Dieses Blog durchsuchen

Dienstag, 2. Dezember 2014

Weg zum Siegespreis der Welt

Man könnte die Kunst überhaupt beschreiben als das Streben, nicht nur zu zeigen (und schon gar nicht: zu "informieren"), was die Wirklichkeit aufbaut, sondern das Wirkliche im Dargestellten zu sein - weil es im Werk IST was es darstellt. 

Es informiert also nicht einfach über das Wirkliche, sondern bildet es, und sofern es Dinge darstellt, bildet es dabei nicht einfach nur nach, sondern schafft diese Dinge neu. Weil sie aber nicht sakramental ist, also nicht Gott, das Sein, selbst, bleibt sie eben nur Analogie. 

Dargestellte Menschen und menschliche Vorgänge teilen sich somit in zwei Bereiche: Die einen sind die das Wirkliche als die Welt Aufrichtende menschlichen Handlungen, das andere jene, die der Mensch zwar für wirklich hält, aber die in Wahrheit Wirklichkeit zersetzen, oder eine andere errichten. Darin bieten Sie dem Menschen durch Erkenntnis die Möglichkeit, sich zu dem ihn bewegenden (dem Wirklichen) zu verhalten (in der Sonate), oder sich ihm hinzugeben (in der Fuge). 

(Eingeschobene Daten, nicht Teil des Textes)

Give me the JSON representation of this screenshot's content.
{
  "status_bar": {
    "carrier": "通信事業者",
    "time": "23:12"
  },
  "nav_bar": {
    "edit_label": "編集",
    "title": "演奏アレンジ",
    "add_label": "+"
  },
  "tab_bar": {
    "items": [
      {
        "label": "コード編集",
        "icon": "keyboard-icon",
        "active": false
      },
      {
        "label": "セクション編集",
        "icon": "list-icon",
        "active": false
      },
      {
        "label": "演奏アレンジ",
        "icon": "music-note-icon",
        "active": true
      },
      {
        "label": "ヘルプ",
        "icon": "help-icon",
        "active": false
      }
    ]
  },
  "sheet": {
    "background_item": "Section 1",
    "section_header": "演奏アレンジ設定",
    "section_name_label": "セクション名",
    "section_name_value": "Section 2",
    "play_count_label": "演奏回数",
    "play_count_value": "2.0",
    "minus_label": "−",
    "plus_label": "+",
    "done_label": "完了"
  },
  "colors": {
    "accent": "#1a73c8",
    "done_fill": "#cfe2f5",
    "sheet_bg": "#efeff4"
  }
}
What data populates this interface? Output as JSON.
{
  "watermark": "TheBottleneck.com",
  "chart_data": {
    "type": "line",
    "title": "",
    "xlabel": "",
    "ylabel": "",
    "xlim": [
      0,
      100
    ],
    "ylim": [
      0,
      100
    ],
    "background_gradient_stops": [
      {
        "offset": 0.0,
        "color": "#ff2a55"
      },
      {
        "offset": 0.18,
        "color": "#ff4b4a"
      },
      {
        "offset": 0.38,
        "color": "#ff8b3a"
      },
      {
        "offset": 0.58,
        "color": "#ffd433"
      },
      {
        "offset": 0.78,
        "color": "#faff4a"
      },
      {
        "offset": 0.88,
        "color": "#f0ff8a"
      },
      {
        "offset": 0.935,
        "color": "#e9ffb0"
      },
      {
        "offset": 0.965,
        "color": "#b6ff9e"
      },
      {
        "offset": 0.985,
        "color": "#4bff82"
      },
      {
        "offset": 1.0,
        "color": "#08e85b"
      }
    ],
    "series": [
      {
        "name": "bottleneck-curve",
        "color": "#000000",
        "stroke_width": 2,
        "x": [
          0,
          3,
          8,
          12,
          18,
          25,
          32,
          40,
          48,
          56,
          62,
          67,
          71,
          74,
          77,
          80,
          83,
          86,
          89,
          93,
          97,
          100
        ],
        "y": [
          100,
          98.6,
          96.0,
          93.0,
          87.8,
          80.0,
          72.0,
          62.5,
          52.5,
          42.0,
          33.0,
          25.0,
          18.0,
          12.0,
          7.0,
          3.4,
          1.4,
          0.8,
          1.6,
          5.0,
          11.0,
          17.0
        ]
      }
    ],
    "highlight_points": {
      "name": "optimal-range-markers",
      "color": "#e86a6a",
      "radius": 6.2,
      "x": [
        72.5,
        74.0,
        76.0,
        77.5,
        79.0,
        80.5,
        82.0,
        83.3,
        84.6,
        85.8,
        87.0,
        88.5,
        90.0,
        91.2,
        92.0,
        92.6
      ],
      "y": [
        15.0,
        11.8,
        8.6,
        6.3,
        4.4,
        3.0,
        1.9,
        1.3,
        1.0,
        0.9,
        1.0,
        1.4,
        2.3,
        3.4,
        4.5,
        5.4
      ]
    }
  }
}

Denn es ist das Symbolhafte in der Welt, das die Dinge trägt und treibt, ja wir selbst sind Symbol. Die Kritik reinigt unser Denken und Glauben, um zur Reinheit des Symbols neu durchdringen zu können. Ihr muß aber das Wahre gegenüberstehen, das Reine selbst, das Schöne, um es in sich zu übernehmen, zu kommunizieren, und so sich selbst dem Sein der Welt einzugliedern. Denn was dem Sein entgegensteht, ihm nicht entspricht, muß zerfallen.

Ein Weg, wie ihn die Dramaturgie geht, die diesen Wesensverhalt "methodisch" herausarbeitet: Beginnend beim gemischten Konglomerat von Wahrem und Falschem (Irrtümlichen wie Bösen), läutert es die Wirklichkeit selbst heraus, stellt die Wirklichkeit hinter allen gemischten Dingen dar, um am Ende im Schönen zu enden, dem Siegespreis der Welt.

Dem Tragischen wird dabei, im landläufigen Empfinden, ein falsches Stigma angeheftet. Denn keineswegs endet die Tragödie im "Schlechten oder Bösen". Das gehört noch zum Drama. Sondern tragisch ist, wenn ein in sich Richtiges, Schönes, auf seinen Platz verwiesen wird. Die Tragödie verweist also auf die Hierarchie der Dinge dieser Welt, sie ist also in gewisser Hinsicht weltzugewandter, weltimmanenter.

Antigone handelt richtig, ihren Bruder bestatten zu wollen, sie folgt damit einem wesentlichen, ja unverzichtbaren religiösen Gesetz. Aber ihr weltliches Handeln ist in ein größeres Handeln eingebettet, und dieses muß ihr Richtiges - für falsch erklären. Denn das Wahre ist nie nur aus sich wahr, sondern es braucht seine Einordnung in das Insgesamt der immer hierarchischen Weltordnung, in der das Größere, Umfassendere, das Kleinere, Teilhaftere bestimmen muß. Das kann dazu führen, daß es im Wesen einer "guten Handlung" liegen kann, dennoch, ja GERADE DADURCH zu einem Scheitern (in der Welt) zu führen. Antigones Lebens- und Handlungshorizont muß erfüllt werden, und zwar genau auf diesen Horizont bezogen. Doch der staatliche Horiziont des Kreon muß sich dagegen behaupten, er übersteigt den der individuellen Familienpflicht.

Es ist der tragische Sinn, der der Gegenwart abhanden gekommen ist. Denn anders als das Drama, ist die Tragödie eine Auseinandersetzung innerhalb des Geistes. Nur hohe Kultur kennt die Tragödie.

Geht der Kultur aber dieses Ganze verloren, das alleine sie hoch  machen kann, verschiebt es sich zur Unwahrheit, folgt direkt aus der Tragödie die Komödie. In der aus dem Fehlen des Gesamthorizonts das einzelne Handeln zur unverständlichen Handeln - und damit komisch - wird. Denn die Komik bezieht sich nie auf das falsche Handeln im Einzelnen, sondern sie stellt das richtige Handeln in einen falschen Horizont. Weshalb dieses Handeln metastasiert, zum bloßen Typus gerinnt.